O Sindicato dos Trabalhadores em Educação Básica da Rede Oficial do Estado de Sergipe (Sintese) anunciou deflagração de greve dos professores, por 48 horas, a partir desta quarta-feira, 26.
Segundo o sindicato, a medida ocorre em mobilização contra a decisão do Governo do Estado de pedir ao Supremo Tribunal Federal (STF) autorização para não cumprir a decisão que determina a retomada dos escalonamentos da carreira do magistério.
Em nota, porém, o Estado de Sergipe informou que o Tribunal de Justiça de Sergipe (TJSE) determinou ao Sintese que se abstenha de realizar a greve. Em caso de descumprimento, foi fixada multa diária de R$ 60 mil, limitada a R$ 600 mil.
A greve foi aprovada pela categoria em assembleia realizada no último dia 19 de agosto. Segundo o Sintese, a paralisação é uma reação à tentativa do Governo do Estado de adiar ou impedir o cumprimento de uma decisão judicial considerada histórica pelo magistério sergipano, após 14 anos de luta pela recuperação do plano de carreira.
A primeira atividade da greve está prevista para esta quarta-feira, às 8h, no Calçadão da João Pessoa, em frente ao antigo Bingo Palace, no Centro de Aracaju.
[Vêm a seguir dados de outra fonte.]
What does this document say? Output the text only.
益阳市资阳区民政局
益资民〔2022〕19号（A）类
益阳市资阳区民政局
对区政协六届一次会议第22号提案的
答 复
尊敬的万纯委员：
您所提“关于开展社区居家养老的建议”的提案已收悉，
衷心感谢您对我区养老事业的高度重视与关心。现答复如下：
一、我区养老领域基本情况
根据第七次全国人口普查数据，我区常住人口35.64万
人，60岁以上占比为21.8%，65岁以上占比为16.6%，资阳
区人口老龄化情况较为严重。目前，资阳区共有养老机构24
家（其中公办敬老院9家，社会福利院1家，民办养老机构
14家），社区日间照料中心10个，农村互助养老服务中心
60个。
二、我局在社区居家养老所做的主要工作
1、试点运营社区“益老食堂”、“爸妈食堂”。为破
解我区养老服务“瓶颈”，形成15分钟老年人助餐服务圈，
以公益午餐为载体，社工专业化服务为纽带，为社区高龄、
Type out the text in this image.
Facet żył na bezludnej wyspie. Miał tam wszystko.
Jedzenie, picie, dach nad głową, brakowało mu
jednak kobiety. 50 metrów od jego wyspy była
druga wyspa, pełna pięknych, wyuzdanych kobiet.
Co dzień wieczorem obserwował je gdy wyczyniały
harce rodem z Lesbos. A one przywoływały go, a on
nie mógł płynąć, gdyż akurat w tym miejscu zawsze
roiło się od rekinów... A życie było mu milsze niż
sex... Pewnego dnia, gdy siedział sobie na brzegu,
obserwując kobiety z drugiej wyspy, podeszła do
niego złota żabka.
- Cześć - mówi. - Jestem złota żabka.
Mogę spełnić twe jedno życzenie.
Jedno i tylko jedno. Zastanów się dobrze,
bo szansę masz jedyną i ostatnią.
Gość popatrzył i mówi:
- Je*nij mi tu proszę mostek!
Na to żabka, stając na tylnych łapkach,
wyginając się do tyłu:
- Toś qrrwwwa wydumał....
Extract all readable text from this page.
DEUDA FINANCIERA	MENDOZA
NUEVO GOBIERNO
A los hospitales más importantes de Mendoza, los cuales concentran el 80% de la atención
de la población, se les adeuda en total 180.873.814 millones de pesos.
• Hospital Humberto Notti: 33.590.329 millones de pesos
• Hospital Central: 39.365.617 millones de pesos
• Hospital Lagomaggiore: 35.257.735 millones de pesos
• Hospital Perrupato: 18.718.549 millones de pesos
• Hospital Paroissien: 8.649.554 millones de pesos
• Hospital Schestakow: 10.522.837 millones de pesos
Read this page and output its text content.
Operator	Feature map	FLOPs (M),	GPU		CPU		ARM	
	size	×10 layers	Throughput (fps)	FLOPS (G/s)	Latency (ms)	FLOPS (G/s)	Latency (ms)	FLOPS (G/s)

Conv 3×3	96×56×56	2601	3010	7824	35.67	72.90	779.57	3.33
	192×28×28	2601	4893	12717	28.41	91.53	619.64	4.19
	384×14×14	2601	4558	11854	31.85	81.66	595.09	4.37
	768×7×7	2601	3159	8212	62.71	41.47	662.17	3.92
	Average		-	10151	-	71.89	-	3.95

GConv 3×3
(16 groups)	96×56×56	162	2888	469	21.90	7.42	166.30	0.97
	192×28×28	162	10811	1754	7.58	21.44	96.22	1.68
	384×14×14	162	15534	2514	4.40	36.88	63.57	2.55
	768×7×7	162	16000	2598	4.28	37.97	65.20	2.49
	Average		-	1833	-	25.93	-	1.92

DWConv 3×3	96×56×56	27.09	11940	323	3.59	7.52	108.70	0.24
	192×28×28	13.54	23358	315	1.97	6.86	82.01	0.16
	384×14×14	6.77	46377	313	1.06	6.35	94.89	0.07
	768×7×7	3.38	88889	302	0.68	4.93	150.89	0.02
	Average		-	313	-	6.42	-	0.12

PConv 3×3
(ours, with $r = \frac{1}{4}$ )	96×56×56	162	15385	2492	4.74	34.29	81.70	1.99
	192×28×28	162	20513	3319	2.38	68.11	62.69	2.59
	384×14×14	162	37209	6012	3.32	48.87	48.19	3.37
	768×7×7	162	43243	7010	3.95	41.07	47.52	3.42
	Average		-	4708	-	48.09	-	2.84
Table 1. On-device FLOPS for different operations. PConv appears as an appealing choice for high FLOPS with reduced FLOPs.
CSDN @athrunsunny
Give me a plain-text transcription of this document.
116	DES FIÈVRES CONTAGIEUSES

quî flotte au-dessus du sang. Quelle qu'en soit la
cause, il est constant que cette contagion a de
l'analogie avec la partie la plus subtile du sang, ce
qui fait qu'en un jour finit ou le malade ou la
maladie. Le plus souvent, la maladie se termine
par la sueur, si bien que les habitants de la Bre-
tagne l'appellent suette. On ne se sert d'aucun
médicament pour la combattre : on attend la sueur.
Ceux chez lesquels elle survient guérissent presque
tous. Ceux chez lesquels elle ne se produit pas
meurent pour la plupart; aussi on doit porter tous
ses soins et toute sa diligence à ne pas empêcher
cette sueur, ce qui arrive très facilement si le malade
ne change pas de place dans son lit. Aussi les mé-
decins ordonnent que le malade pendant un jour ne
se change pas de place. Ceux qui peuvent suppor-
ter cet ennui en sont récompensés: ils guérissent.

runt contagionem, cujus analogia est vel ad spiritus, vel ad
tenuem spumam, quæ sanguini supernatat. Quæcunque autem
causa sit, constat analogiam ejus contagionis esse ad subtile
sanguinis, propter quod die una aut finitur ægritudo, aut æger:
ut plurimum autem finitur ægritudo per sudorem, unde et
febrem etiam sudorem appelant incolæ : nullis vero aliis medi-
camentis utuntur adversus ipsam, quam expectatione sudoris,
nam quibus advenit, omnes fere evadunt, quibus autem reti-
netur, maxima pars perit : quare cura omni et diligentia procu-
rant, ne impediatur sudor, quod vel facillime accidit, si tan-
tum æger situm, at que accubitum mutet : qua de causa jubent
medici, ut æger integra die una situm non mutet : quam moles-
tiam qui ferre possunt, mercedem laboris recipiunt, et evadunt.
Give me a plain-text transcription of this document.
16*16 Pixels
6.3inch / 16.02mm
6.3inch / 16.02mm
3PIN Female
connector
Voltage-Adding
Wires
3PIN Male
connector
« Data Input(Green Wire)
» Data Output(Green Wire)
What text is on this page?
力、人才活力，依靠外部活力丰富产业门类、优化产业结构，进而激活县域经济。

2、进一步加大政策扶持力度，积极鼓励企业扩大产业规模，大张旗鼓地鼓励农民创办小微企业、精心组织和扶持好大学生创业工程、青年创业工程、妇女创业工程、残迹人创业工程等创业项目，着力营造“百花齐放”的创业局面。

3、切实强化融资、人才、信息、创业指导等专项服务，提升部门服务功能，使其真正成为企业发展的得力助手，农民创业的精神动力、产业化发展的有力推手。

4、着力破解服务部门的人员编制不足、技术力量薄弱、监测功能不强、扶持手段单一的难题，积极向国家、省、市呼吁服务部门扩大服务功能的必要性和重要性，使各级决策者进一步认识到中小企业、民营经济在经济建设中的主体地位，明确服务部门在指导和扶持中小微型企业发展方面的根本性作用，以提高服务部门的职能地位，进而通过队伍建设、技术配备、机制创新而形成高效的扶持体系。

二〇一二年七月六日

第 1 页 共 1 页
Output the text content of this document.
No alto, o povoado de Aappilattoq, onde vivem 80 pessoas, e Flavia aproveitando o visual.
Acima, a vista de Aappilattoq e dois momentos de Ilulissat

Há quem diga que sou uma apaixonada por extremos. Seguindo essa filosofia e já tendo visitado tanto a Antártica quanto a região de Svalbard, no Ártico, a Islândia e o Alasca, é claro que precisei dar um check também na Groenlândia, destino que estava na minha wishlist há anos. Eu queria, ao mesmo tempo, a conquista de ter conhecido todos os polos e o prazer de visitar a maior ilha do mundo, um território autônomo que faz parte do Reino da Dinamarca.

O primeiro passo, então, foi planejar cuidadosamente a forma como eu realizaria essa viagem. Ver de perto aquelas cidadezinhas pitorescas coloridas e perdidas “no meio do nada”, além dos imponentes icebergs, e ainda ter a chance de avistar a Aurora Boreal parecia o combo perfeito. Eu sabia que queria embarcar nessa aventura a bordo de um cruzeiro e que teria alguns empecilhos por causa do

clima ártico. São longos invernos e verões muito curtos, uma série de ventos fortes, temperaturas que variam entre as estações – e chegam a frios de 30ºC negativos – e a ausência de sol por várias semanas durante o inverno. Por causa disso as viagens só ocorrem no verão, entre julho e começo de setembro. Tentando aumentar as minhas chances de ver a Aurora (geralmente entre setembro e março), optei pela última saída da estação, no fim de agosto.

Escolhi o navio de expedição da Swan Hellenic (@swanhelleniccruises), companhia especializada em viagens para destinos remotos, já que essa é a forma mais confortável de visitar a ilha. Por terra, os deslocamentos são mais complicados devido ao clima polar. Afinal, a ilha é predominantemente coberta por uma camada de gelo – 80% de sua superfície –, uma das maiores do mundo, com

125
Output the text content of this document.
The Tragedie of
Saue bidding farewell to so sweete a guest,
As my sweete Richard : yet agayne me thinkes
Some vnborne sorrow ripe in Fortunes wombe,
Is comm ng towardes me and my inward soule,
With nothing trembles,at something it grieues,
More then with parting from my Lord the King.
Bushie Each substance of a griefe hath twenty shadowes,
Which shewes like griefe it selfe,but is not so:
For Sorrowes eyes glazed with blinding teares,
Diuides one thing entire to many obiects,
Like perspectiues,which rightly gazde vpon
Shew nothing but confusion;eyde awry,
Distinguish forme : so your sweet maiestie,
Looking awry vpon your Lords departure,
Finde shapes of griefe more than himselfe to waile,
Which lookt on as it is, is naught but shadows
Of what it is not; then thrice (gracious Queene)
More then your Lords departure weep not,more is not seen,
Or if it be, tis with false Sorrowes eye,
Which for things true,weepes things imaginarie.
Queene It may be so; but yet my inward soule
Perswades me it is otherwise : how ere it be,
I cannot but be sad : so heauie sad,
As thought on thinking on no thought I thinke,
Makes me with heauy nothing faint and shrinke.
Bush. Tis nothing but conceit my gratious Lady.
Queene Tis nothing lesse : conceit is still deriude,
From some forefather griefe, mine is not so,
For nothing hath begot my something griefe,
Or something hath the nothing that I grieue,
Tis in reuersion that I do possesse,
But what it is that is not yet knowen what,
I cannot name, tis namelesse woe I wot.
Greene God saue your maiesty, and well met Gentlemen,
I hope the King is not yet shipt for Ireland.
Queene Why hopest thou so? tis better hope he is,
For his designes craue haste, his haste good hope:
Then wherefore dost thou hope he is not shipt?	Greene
A proposta é dialogar com a população e apresentar os motivos que levaram os professores à paralisação.
Já na quinta-feira, 27, a partir das 15h30, está prevista uma marcha pelas ruas de Aracaju. A concentração será em frente ao Iate Clube, com caminhada até o Tribunal de Justiça de Sergipe.
Decisão
Segundo o Sintese, em outubro de 2025, o Supremo Tribunal Federal (STF) decretou inconstitucional a Lei 213/2011 e fixou a obrigação do Estado retornar os escalonamentos da carreira de 40% a 100%, como era até 2011, voltando a vigorar a Lei Estadual nº 163/2009.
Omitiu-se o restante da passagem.